И вдруг застыть в почтенном трепете подле выросшего из гранитной глыбы могучего человека с пышной шевелюрой и грозными усами, устремившего – нет, даже, скорее, вонзившего, – взгляд куда-то далеко-далеко, направившего его на что-то большое-большое, такое важное и судьбоносное, что, казалось, человек этот каменный вот-вот шагнет с постамента вниз и устремится к этому важному и большому, оставив позади волшебный, тихий, уютный, полусонный Тамбов с тягучей малой речкой за спиною.

Это была моя первая встреча с Сергеевым-Ценским. Каюсь, она прошла даром. Я слышал, что был такой писатель, но прежде не читал: ни в школе (она игнорировала сего могучего тамбовчанина), ни после. Не открыл я его бессмертного «Медвежонка» и тогда – после первой тамбовской «прелюдии». Не познал его же великую «Печаль полей», хотя сам точно такой же печалью был болен. Почившая в черноземных недрах родная моя деревня, казалось, плакала, взывала оттуда, из преисподней, о скороспелом своем уходе в мир иной, о том, что могла народить еще жизни с три короба, но не народила, что могла бы еще встречать нас, своих птенцов, посверкивая на пять верст вокруг своими пестрыми крышами, но, видно, больше уже не встретит. Отчего так?..

«Над полями, уползающими за горизонт, – прочту я вскоре о том же у Сергеева-Ценского в его «Печали полей», – опоясанными длинными дорогами, логами, узкими оврагами, неслышно и невидно, но плотно и тяжело повисло нерожденное.
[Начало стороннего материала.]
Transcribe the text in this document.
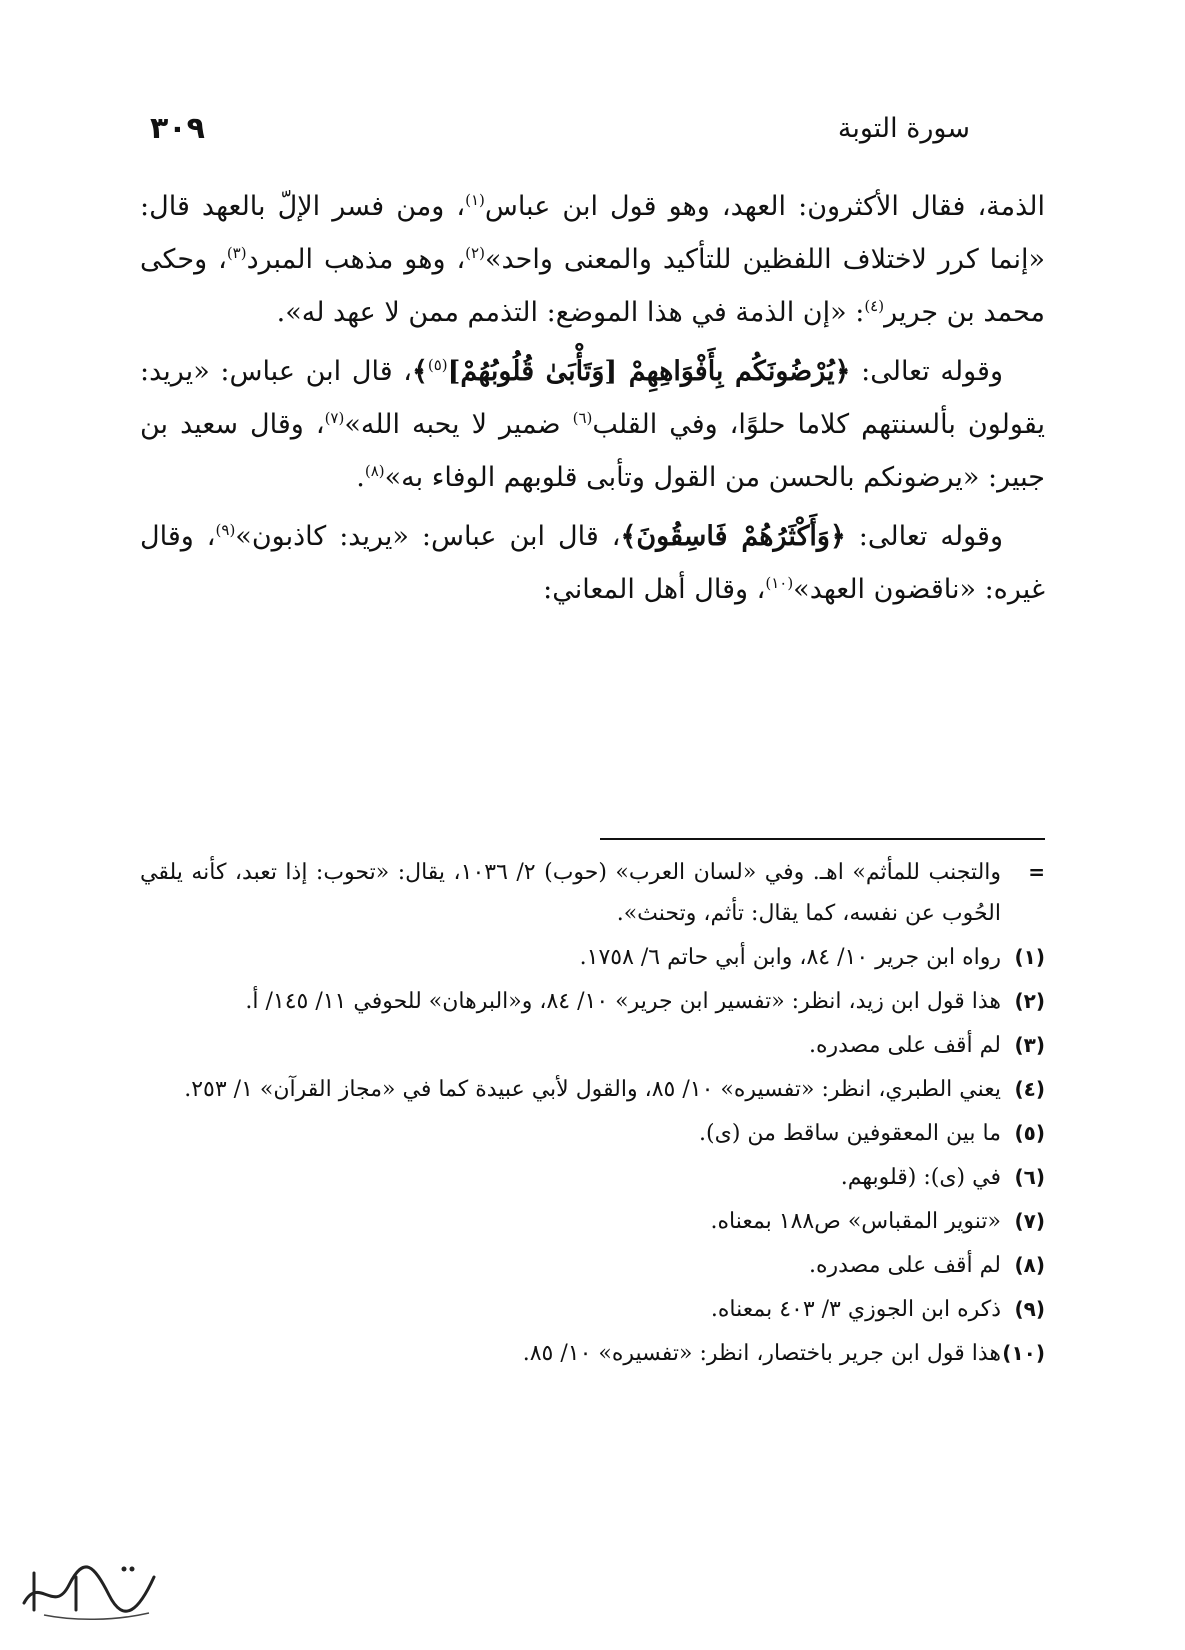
سورة التوبة
٣٠٩

الذمة، فقال الأكثرون: العهد، وهو قول ابن عباس$^{(١)}$، ومن فسر الإلّ بالعهد قال: «إنما كرر لاختلاف اللفظين للتأكيد والمعنى واحد»$^{(٢)}$، وهو مذهب المبرد$^{(٣)}$، وحكى محمد بن جرير$^{(٤)}$: «إن الذمة في هذا الموضع: التذمم ممن لا عهد له».

وقوله تعالى: ﴿يُرْضُونَكُم بِأَفْوَاهِهِمْ [وَتَأْبَىٰ قُلُوبُهُمْ]$^{(٥)}$﴾، قال ابن عباس: «يريد: يقولون بألسنتهم كلاما حلوًا، وفي القلب$^{(٦)}$ ضمير لا يحبه الله»$^{(٧)}$، وقال سعيد بن جبير: «يرضونكم بالحسن من القول وتأبى قلوبهم الوفاء به»$^{(٨)}$.

وقوله تعالى: ﴿وَأَكْثَرُهُمْ فَاسِقُونَ﴾، قال ابن عباس: «يريد: كاذبون»$^{(٩)}$، وقال غيره: «ناقضون العهد»$^{(١٠)}$، وقال أهل المعاني:

=
والتجنب للمأثم» اهـ. وفي «لسان العرب» (حوب) ٢/ ١٠٣٦، يقال: «تحوب: إذا تعبد، كأنه يلقي الحُوب عن نفسه، كما يقال: تأثم، وتحنث».
(١)
رواه ابن جرير ١٠/ ٨٤، وابن أبي حاتم ٦/ ١٧٥٨.
(٢)
هذا قول ابن زيد، انظر: «تفسير ابن جرير» ١٠/ ٨٤، و«البرهان» للحوفي ١١/ ١٤٥/ أ.
(٣)
لم أقف على مصدره.
(٤)
يعني الطبري، انظر: «تفسيره» ١٠/ ٨٥، والقول لأبي عبيدة كما في «مجاز القرآن» ١/ ٢٥٣.
(٥)
ما بين المعقوفين ساقط من (ى).
(٦)
في (ى): (قلوبهم.
(٧)
«تنوير المقباس» ص١٨٨ بمعناه.
(٨)
لم أقف على مصدره.
(٩)
ذكره ابن الجوزي ٣/ ٤٠٣ بمعناه.
(١٠)
هذا قول ابن جرير باختصار، انظر: «تفسيره» ١٠/ ٨٥.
Что-то хотела родить земля, – что? – не леса, не горы, не тучи, – что-то хотела и не могла… Силою теплых дождей напоен и храбро пыжится каждый угловатый ком чернозема. Взапуски тянутся отовсюду, спеша и смеясь, тоненькие трубочки былинок: выпускают из своей гущи жаворонков в небо; пьют ночные росы и тянутся выше, выше, по брюхо приземистой каурой сельской лошаденке, и еще выше. Пока не остановятся вдруг, не оглянутся кругом и, испуганные, не начнут поспешно отцветать, желтеть и вянуть…»

Он молодым покинет этот жирный, плодородный, бездетный край. Пойдет, как и его отец, в учителя. В солдаты, в прапорщики. В народ. В бескрайние русские просторы. В войну, которую проклянет навек за оживление безжизненности. «Занозив» себя навек трагической печалью лучшей из описанных им в своих романах героинь – несчастной Анны Ознобишиной, выносившей семерых своих детей, всякий раз утрачиваемых при родах. Когда восьмой потерей в этой неплодородной тьме приходит очередь быть роженице самой…

Проза его была точной и пронзительной. Жесткой и певучей. Пейзажной и твердой. Музыкальной с металлическим эхом. Хрустальной с серебряным перезвоном. Пластичной и нерушимой одновременно. Ею упивался Горький, ставя Сергеева-Ценского во главе всего современного ему писательства. Письменно признавался в любви к его перу. Не раз искал встречи с новой литературной звездой. Но Сергеев-Ценский больше искал уединенности, предпочтя еще на взлете своей литературной карьеры почти отшельничество на Орлиной горе в Алуште. Здесь в начале века он обустраивает свое писательское гнездо. Строит дом. Разбивает сад. Обретает семью. Теряет дочь. Терпит нужду. Каждый день выходит смотреть на морской закат. Запасается стопками чистой бумаги, перьями и, не давая себе поблажки, работая по 10–12 часов в день, пишет великую прозу. Которую потом забудут. А после вспомнят…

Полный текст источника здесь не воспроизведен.